Dáil Éireann Debate, Thursday - 22 October 2020
187. Deputy Éamon Ó Cuív asked the Minister for Health the reason that a drug (details supplied) is not eligible for a refund under the drug refund scheme is not available free to those with a medical card or is not included under the eligible drugs covered under the long-term illness scheme; if this matter is under consideration as it is an approved drug for dispensing; and if he will make a statement on the matter. [32173/20]
View answerThe HSE has statutory responsibility for decisions on pricing and reimbursement of medicines under the community drug schemes, in accordance with the provisions of the Health (Pricing and Supply of Medical Goods) Act 2013
In line with the 2013 Health Act and the national framework agreed with industry, a company must submit an application to the HSE to have a new medicine added to the reimbursement list.

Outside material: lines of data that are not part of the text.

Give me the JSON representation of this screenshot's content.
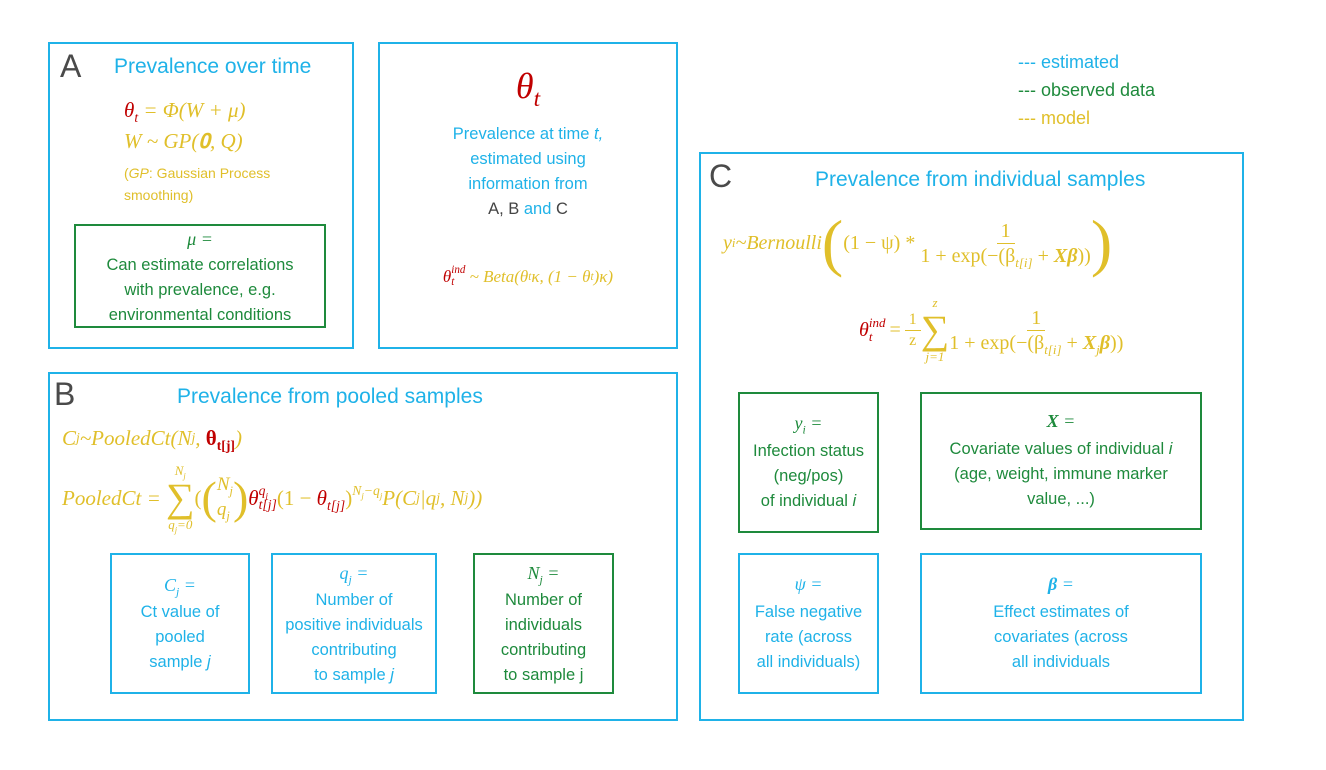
{
  "legend": {
    "items": [
      {
        "label": "--- estimated",
        "color": "#1fb2e8"
      },
      {
        "label": "--- observed data",
        "color": "#1e8a3c"
      },
      {
        "label": "--- model",
        "color": "#e0bf2a"
      }
    ]
  },
  "colors": {
    "estimated": "#1fb2e8",
    "observed": "#1e8a3c",
    "model": "#e0bf2a",
    "theta": "#c00000",
    "panel_letter": "#444444"
  },
  "panel_a": {
    "letter": "A",
    "title": "Prevalence over time",
    "eq1_lhs": "θ",
    "eq1_sub": "t",
    "eq1_rhs": " = Φ(W + μ)",
    "eq2": "W ~ GP(𝟎, Q)",
    "note_gp": "GP",
    "note_rest": ": Gaussian Process",
    "note_line2": "smoothing)",
    "note_open": "(",
    "mu_box": {
      "symbol": "μ =",
      "lines": [
        "Can estimate correlations",
        "with prevalence, e.g.",
        "environmental conditions"
      ]
    }
  },
  "panel_theta": {
    "symbol": "θ",
    "symbol_sub": "t",
    "lines": [
      "Prevalence at time ",
      "estimated using",
      "information from"
    ],
    "t_italic": "t,",
    "sources_a": "A, B",
    "sources_and": " and ",
    "sources_c": "C",
    "beta_lhs": "θ",
    "beta_sup": "ind",
    "beta_sub": "t",
    "beta_rhs": " ~ Beta(θ",
    "beta_rhs2": "κ, (1 − θ",
    "beta_rhs3": ")κ)"
  },
  "panel_b": {
    "letter": "B",
    "title": "Prevalence from pooled samples",
    "eq1": "C",
    "eq1_b": "~PooledCt(N",
    "eq1_c": ", ",
    "eq1_theta": "θ",
    "eq1_theta_sub": "t[j]",
    "eq1_end": ")",
    "eq2_lhs": "PooledCt = ",
    "sum_top": "N",
    "sum_top_sub": "j",
    "sum_bottom": "q",
    "sum_bottom_rest": "=0",
    "eq2_rest": "P(C",
    "eq2_rest2": "|q",
    "eq2_rest3": ", N",
    "eq2_rest4": "))",
    "boxes": [
      {
        "symbol": "C",
        "sub": "j",
        "eq": " =",
        "lines": [
          "Ct value of",
          "pooled",
          "sample "
        ],
        "italic_end": "j",
        "color": "#1fb2e8"
      },
      {
        "symbol": "q",
        "sub": "j",
        "eq": " =",
        "lines": [
          "Number of",
          "positive individuals",
          "contributing",
          "to sample "
        ],
        "italic_end": "j",
        "color": "#1fb2e8"
      },
      {
        "symbol": "N",
        "sub": "j",
        "eq": " =",
        "lines": [
          "Number of",
          "individuals",
          "contributing",
          "to sample j"
        ],
        "italic_end": "",
        "color": "#1e8a3c"
      }
    ]
  },
  "panel_c": {
    "letter": "C",
    "title": "Prevalence from individual samples",
    "eq1_lhs": "y",
    "eq1_lhs_sub": "i",
    "eq1_dist": "~Bernoulli",
    "eq1_factor": "(1 − ψ) * ",
    "eq1_num": "1",
    "eq1_den": "1 + exp(−(β",
    "eq1_den_sub": "t[i]",
    "eq1_den_end": " + ",
    "eq1_den_bold": "Xβ",
    "eq1_den_close": "))",
    "eq2_lhs": "θ",
    "eq2_sup": "ind",
    "eq2_sub": "t",
    "eq2_frac_num": "1",
    "eq2_frac_den": "z",
    "sum_top": "z",
    "sum_bottom": "j=1",
    "eq2_num": "1",
    "eq2_den": "1 + exp(−(β",
    "eq2_den_sub": "t[i]",
    "eq2_den_mid": " + ",
    "eq2_den_bold": "X",
    "eq2_den_bold_sub": "j",
    "eq2_den_bold2": "β",
    "eq2_den_close": "))",
    "boxes": [
      {
        "symbol": "y",
        "sub": "i",
        "eq": " =",
        "lines": [
          "Infection status",
          "(neg/pos)",
          "of individual "
        ],
        "italic_end": "i",
        "color": "#1e8a3c"
      },
      {
        "symbol": "X",
        "sub": "",
        "eq": " =",
        "lines": [
          "Covariate values of individual ",
          "(age, weight, immune marker",
          "value, ...)"
        ],
        "italic_end": "i",
        "color": "#1e8a3c"
      },
      {
        "symbol": "ψ",
        "sub": "",
        "eq": " =",
        "lines": [
          "False negative",
          "rate (across",
          "all individuals)"
        ],
        "italic_end": "",
        "color": "#1fb2e8"
      },
      {
        "symbol": "β",
        "sub": "",
        "eq": " =",
        "lines": [
          "Effect estimates of",
          "covariates (across",
          "all individuals"
        ],
        "italic_end": "",
        "color": "#1fb2e8"
      }
    ]
  }
}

Reimbursement is for licenced indications which have been granted market authorisation by the European Medicines Agency or the Health Products Regulatory Authority.
In making a relevant reimbursement decision, the HSE is required under the Act to have regard to a number of criteria including efficacy, the health needs of the public, cost effectiveness and potential or actual budget impact.
HSE decisions on which medicines are reimbursed by the taxpayer are made on objective, scientific and economic grounds, on the advice of the National Centre for Pharmacoeconomics (NCPE). The NCPE conducts health technology assessments (HTAs) for the HSE and makes recommendations on reimbursement to assist HSE decisions.
The HSE has advised that, in 2014, it notified the manufacturer of Delta-9-tetrahydrocannabinol/Cannabidiol, THC/CBD (Sativex®) that there was significant uncertainty around the cost-effectiveness of the medicine and as a consequence it did not support reimbursement of Sativex® at that time.
In February 2018, the HSE received a revised application from the manufacturer for pricing / reimbursement of Sativex® indicated as treatment for symptom improvement in adult patients with moderate to severe spasticity due to multiple sclerosis who have not responded adequately to other anti-spasticity medication and who demonstrate clinically significant improvement in spasticity-related symptoms during an initial trial of therapy.
The HSE commissioned a full HTA with respect to this indication in April 2018. On 12 August 2019, the NCPE received the applicant's submission. The HTA is currently ongoing at the NCPE. The output of this HTA will be an important input into the decision-making processes of the HSE.
Until such a time as approval for reimbursement has been granted in relation to the reimbursement of Sativex by the HSE, this product will not be available under the community drug schemes.
The application for Sativex remains under consideration with the HSE and is being assessed in line with the 2013 Health Act.